The San Antonio-owned utility, also known as CPS Energy, told the Bexar County District Court in March that two Energy Transfer LP and several top-ranked marketers illegally charged "unlawful, excessive, and exorbitant prices," with BP Energy Co., Macquarie Energy LLC and Tenaska Marketing Ventures Inc. invoicing CPS $7.1 million, $1.2 million and $6.6 million, respectively, during a two-week period in February.

James Coleman, an energy law professor at Southern Methodist University, said allegations of price gouging often pertain only to finished consumer goods, and that it could be difficult to apply the law to commodities whose prices naturally fluctuate.

"A lot of times you'll hear people say, 'If prices rise more than 10% between the crisis and before the crisis, that might be a sign that there's price gouging,'" Coleman explained in an interview. "You can't apply that to oil and gas markets because they jump around all the time, but the price gouging law does apply to fuel, so you might wonder: Why not try?"

The Electric Reliability Council Of Texas Inc.'s market structure is also designed to increase prices during shortages, Coleman said, which creates a mismatch with price gouging laws.

Energy giant ConocoPhillips, however, asked the Harris County District Court in Texas to order CPS Energy to pay in full for gas purchases made during the storm because the municipal utility's move to "shortpay" the amount constitutes an anticipatory breach of contract.

"CPS Energy should not be permitted to enter the marketplace, agree to pay the market price, receive the gas that it agreed to purchase, and then later unilaterally and retroactively re-set the price to one of its choosing," ConocoPhillips wrote in the March filing. The company has demanded a trial by jury and is also seeking monetary damages in excess of $1.0 million.

Spire Missouri, meanwhile, filed three lawsuits aiming to recover a total of $135 million from Energy Capital Partners LLC's Symmetry Energy Solutions LLC, Exelon Corp.'s Constellation NewEnergy Gas Division LLC and Clearwater Enterprises LLC.
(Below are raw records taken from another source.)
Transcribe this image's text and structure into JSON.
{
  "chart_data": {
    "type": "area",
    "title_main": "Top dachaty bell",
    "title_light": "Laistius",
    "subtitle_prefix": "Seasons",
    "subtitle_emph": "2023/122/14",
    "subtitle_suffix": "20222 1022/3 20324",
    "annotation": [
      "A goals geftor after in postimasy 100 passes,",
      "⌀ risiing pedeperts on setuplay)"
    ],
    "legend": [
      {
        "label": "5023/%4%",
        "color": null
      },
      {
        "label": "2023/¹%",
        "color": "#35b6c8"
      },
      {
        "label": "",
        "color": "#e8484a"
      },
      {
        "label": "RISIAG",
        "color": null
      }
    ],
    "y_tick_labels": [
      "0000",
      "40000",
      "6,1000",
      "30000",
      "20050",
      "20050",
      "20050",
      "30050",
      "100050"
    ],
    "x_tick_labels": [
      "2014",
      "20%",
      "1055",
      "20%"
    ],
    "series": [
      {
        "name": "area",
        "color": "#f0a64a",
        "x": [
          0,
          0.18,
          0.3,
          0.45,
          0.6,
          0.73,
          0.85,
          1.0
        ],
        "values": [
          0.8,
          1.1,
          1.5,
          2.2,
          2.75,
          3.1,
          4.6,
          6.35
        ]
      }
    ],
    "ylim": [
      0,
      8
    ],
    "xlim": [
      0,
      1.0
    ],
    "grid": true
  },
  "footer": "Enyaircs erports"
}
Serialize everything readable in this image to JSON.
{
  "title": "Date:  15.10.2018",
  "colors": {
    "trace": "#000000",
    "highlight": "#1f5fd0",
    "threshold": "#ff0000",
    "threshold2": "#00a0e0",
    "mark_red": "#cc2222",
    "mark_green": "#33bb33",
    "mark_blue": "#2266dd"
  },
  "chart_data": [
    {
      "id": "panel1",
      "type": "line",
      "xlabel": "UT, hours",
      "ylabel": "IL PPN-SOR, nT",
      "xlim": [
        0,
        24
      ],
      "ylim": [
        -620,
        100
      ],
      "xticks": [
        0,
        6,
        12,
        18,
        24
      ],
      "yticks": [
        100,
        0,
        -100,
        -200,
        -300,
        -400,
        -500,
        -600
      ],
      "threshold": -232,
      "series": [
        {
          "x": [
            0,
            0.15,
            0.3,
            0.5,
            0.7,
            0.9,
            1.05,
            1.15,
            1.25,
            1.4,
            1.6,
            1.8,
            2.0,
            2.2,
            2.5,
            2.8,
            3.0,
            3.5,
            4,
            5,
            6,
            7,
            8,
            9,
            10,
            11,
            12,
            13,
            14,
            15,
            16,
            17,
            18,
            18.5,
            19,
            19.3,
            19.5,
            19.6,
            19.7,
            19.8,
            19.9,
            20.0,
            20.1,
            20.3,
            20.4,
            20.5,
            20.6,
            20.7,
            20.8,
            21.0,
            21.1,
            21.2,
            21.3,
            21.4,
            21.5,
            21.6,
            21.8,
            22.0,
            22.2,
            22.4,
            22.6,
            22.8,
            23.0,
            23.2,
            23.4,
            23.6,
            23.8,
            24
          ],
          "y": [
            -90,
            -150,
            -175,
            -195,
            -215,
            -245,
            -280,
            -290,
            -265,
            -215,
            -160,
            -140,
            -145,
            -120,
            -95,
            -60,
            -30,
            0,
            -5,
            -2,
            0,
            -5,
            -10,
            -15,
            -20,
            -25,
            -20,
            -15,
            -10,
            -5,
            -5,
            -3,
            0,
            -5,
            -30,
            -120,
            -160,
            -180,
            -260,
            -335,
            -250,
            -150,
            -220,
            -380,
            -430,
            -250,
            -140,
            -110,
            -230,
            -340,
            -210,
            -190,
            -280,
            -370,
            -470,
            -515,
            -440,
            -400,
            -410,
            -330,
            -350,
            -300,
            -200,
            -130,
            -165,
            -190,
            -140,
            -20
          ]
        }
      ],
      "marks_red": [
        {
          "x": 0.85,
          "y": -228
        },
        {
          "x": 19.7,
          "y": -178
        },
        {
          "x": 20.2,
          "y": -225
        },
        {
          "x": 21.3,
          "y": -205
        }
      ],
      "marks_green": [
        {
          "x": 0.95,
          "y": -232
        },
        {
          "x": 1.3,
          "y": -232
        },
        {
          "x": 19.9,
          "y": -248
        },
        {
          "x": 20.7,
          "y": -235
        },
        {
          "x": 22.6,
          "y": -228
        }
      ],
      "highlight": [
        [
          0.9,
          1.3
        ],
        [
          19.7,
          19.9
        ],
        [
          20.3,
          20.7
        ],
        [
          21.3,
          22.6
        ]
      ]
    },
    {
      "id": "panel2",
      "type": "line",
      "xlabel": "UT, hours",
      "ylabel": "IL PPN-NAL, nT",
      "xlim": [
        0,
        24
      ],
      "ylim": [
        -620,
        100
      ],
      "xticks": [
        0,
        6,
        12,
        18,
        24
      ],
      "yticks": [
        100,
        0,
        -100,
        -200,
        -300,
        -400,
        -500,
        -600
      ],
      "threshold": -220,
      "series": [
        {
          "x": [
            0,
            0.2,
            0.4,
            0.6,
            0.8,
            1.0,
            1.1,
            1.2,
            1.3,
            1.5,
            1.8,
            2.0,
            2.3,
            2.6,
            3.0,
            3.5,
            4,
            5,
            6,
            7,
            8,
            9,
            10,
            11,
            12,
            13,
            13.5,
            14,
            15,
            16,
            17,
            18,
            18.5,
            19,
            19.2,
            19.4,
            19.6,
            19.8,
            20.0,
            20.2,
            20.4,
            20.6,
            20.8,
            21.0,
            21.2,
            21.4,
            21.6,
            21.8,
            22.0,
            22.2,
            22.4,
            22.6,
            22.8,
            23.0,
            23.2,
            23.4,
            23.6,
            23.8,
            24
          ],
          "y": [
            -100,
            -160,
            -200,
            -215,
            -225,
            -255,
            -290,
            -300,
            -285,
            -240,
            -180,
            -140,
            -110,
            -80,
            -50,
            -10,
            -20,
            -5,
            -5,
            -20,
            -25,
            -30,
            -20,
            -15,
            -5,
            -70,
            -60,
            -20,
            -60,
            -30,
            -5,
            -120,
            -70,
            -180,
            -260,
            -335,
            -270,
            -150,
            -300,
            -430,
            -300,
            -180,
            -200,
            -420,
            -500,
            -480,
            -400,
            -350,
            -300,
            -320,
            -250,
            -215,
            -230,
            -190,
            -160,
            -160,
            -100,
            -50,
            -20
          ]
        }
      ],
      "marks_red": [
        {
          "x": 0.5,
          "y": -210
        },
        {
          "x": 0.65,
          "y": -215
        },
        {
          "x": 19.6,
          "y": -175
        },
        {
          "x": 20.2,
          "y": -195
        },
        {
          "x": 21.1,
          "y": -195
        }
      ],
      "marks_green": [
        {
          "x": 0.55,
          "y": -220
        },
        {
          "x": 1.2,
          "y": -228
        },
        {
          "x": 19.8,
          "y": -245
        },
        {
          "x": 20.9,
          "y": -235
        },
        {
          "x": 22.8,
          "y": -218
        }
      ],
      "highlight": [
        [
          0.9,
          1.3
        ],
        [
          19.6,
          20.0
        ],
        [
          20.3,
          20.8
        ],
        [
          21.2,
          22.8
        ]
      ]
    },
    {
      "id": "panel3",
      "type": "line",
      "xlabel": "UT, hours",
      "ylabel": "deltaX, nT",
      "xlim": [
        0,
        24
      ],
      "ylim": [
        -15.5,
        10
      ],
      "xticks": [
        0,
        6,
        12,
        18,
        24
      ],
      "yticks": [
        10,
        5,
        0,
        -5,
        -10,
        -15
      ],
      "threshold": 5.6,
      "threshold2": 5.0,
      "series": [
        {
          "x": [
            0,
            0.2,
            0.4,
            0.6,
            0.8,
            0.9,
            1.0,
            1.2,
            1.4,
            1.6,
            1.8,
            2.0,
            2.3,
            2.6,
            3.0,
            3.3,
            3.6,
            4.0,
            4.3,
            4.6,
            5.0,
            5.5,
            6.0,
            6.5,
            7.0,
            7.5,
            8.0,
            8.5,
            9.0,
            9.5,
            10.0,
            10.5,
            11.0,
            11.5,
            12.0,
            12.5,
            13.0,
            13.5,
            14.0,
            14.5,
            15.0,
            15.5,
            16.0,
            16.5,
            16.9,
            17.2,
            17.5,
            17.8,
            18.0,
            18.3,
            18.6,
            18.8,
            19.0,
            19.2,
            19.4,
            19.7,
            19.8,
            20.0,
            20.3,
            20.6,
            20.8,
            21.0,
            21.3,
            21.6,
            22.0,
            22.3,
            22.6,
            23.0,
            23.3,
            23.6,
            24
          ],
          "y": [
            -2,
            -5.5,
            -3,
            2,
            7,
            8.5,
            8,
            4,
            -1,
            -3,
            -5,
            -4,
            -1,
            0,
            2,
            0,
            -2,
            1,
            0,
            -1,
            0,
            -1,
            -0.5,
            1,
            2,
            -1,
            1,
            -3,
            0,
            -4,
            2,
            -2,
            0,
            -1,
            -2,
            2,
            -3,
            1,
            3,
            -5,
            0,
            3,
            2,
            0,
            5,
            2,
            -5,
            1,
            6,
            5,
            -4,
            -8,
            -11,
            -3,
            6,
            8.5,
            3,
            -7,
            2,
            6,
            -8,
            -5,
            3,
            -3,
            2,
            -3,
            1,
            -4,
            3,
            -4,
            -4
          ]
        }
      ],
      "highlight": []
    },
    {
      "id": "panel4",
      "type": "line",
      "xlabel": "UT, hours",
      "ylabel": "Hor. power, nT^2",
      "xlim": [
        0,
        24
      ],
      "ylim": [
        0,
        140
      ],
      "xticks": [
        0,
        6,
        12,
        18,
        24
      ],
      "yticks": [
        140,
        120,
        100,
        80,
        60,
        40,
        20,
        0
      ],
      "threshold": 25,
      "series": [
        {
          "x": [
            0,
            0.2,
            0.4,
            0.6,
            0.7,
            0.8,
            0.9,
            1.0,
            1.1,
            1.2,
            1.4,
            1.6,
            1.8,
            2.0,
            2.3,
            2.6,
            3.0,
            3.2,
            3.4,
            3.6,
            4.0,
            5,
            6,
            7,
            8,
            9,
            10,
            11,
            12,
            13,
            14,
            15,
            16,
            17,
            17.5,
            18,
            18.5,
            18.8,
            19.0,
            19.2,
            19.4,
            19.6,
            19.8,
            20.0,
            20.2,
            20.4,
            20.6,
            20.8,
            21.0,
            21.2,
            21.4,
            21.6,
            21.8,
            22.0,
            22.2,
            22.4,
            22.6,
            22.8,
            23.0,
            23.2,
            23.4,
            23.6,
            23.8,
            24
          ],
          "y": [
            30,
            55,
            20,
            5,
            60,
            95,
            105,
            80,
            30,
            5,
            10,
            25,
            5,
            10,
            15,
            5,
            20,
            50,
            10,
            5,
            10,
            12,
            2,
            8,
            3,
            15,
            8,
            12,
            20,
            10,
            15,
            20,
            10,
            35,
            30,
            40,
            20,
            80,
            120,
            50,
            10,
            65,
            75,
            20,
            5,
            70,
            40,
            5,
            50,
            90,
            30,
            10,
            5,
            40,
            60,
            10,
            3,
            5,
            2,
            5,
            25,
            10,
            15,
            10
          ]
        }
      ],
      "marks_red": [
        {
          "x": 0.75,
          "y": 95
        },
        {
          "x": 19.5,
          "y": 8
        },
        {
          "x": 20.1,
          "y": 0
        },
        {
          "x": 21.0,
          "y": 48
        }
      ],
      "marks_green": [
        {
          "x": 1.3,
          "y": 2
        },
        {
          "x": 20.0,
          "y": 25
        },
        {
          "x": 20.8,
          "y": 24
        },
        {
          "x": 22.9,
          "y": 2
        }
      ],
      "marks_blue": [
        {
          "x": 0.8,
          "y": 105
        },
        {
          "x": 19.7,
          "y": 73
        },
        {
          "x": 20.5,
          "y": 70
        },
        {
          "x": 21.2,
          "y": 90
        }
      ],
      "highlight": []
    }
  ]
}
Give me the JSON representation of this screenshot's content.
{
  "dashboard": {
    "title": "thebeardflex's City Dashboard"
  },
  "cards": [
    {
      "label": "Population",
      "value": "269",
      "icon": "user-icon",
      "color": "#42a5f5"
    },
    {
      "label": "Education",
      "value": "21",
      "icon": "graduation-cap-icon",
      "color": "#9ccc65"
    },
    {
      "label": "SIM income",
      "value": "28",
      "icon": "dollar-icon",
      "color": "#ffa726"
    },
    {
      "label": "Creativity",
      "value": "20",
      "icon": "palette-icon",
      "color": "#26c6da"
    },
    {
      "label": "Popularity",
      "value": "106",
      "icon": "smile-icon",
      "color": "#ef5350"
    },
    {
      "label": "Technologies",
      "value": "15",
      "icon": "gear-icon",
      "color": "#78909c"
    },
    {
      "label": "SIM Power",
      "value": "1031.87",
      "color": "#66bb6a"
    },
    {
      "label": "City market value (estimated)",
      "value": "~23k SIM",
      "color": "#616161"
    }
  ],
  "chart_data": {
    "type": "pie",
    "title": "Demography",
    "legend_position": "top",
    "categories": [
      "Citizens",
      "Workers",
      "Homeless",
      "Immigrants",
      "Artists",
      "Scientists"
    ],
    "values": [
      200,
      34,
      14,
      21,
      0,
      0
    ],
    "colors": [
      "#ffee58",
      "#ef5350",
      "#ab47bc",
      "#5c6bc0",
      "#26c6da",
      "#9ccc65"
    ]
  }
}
According to complaints filed in the U.S. District Court for Missouri's Western District in March, those marketers failed to supply enough gas to be delivered to customers during the storm during a seven-day period in February, forcing the gas utility to purchase gas to make up the difference.

When it comes to Spire's allegations that suppliers violated contracts, Regulatory Research Associates energy research director Lillian Federico said there is no real precedent from previous extreme weather incidents, such as the polar vortex events of 2014 and during the 2018-2019 winter seasons.

"You didn't see a lot of [local distribution companies, or] LDCs suing shippers," Federico said. "Those events happened in the Northeast and Canadian border states that are used to that kind of weather, so their facilities are weatherized to withstand it, so even when you have severe weather, you don't see the same kind of disruption that results from equipment malfunction."

Those past price spikes were also more subdued, Federico added. Compared to the 2021 outages, which saw gas prices at hubs in Texas and the Midcontinent soar to triple and even quadruple digits per MMbtu, hubs in the Northeast and Midwest did not see such huge swings.

For Spire's suppliers, whether they must compensate the utility will come down to how well any provisions for unforeseeable circumstances hold up.

"How much is within the realm of what you can possibly be expected to forecast? That will be something that comes into play as the courts look at force majeure clauses in any of these contracts," Federico said.

Spire said in an emailed statement that Symmetry Energy Solutions, Constellation and Clearwater Enterprises are obligated to compensate the utility as they "previously agreed by contract ... in such situations."

Regulatory Research Associates is a group within S&P Global Market Intelligence.